当然実際に猫や熊が出没することはありません。
おそらく小さな子供であった私が中に入って怪我をしないように”脅し”として猫とか熊とか言ってたのでしょう。
猫が出る扉の向こうには農機具や農薬が貯蔵してあり、熊の出る小屋にはビニールシート等の農業用資材が保管してあった。

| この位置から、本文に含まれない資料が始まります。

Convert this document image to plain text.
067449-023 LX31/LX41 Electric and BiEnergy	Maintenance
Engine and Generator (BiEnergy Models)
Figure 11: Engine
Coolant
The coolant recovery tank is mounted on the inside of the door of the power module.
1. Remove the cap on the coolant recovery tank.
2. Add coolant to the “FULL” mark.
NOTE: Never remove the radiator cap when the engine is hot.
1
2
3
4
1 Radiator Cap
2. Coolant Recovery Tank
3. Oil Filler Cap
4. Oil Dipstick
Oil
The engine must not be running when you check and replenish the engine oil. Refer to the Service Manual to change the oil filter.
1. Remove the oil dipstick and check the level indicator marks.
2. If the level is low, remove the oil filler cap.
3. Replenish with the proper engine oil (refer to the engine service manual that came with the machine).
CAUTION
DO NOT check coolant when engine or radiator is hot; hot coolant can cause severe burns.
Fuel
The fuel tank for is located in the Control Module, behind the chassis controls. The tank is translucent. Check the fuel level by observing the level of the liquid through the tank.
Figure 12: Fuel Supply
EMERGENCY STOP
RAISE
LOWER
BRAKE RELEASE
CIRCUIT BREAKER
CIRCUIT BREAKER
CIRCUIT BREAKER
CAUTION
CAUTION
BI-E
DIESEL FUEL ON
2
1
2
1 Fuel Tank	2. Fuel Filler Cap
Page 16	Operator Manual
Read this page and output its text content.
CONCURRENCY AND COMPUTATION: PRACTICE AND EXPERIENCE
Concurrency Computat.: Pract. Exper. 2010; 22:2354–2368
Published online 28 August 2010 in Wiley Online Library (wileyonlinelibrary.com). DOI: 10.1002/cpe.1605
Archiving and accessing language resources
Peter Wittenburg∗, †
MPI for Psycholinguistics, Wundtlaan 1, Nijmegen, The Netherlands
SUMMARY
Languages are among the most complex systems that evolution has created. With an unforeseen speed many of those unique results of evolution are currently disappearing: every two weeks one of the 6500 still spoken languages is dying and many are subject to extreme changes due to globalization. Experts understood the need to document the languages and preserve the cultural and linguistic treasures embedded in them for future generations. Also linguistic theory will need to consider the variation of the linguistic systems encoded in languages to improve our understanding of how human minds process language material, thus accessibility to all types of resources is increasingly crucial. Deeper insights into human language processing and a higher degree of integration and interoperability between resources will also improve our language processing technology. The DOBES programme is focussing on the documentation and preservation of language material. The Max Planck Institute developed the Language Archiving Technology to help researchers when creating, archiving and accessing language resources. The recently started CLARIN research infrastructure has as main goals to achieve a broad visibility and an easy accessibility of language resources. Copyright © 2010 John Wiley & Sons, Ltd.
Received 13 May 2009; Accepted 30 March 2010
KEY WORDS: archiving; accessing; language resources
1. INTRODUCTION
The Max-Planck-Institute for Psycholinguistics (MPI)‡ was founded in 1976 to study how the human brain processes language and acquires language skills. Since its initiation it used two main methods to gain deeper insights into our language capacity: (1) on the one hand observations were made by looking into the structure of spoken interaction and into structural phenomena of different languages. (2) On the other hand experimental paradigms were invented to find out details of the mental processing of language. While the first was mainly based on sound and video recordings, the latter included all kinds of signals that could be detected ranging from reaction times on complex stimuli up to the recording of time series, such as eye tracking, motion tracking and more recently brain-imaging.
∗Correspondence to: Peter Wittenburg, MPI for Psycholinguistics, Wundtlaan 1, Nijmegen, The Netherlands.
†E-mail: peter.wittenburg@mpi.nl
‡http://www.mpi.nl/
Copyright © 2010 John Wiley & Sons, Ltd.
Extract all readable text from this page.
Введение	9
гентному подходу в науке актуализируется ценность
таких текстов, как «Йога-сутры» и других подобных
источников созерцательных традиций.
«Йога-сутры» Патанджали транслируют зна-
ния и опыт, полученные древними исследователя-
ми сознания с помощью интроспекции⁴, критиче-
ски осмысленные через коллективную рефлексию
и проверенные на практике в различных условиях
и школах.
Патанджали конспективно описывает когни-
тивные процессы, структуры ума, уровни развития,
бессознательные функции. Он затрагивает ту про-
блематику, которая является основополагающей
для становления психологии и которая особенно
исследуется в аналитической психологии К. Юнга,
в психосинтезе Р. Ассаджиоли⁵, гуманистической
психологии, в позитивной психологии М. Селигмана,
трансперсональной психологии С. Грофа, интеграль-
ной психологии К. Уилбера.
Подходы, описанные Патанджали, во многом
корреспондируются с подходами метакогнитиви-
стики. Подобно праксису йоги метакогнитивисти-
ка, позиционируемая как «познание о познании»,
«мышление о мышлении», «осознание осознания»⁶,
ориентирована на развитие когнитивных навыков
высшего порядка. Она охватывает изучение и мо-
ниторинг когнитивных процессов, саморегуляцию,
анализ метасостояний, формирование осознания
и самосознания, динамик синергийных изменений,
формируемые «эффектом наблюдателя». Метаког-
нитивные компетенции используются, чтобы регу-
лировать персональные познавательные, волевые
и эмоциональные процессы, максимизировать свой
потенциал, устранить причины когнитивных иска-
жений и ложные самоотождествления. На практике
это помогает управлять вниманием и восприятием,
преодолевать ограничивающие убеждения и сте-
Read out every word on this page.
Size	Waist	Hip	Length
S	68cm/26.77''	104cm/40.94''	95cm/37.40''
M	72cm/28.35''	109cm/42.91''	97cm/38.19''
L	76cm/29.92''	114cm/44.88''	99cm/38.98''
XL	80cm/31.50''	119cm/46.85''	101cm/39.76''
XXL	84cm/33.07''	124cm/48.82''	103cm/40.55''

いずれも小さな子供にとっては怪我の危険があり、大人としては注意が必要である。
ただ、3歳の私にとっては、逆にその猫や熊を是非見てみたいという野心に変わってしまったのだ。
祖父母の母屋の庭先に別宅がある。
子どもから見ると長い歴史のある2つの古い家は、不思議の塊であった。
母屋はもともとは平屋だった建物に後から台所や風呂場を増築し、さらに子供部屋(母親と叔父の部屋)として2階も増築したようだ。
長年に渡って何度も増改築したこともあり、間取りが非常に不自然な構造である。
その母屋の西隣には”熊が出る”と言われた”物置小屋”があった。
小屋と言っても、大人が屈んで出入りするような洞穴のような縦長の小屋であった。
さらに母屋の東隣りには別宅があった。
その別宅は一応住むこともできたが、ほとんど納屋として使っており、昭和30年代頃迄は1階で牛を飼育していたらしく、至る所に牛舎の構造の名残も残っていた。
その牛舎の名残が残る別宅の東部屋の扉が、例の”猫が出る扉”であった。
昭和40年代には牛舎としては使用されておらず、当時祖父が経営するガラス店の資材置き場と稲作用の穀櫃に使用していた。
穀櫃とは収穫した籾を保管する為の倉庫である。
別宅は2階建て構造になっており、松本城のような急な階段を上ると、広い板の間になっていた。
このような建物構造は、長野県東信地域の常識としては養蚕目的で2階の板の間を使用したと考えるのが妥当だと思うが、過去に養蚕をやっていた話は聞いていない。
祖父母が亡くなってしまった今となっては知る余地もありません。
2022年現在、旧祖父母宅の家屋はひっそりと空き家として残っている。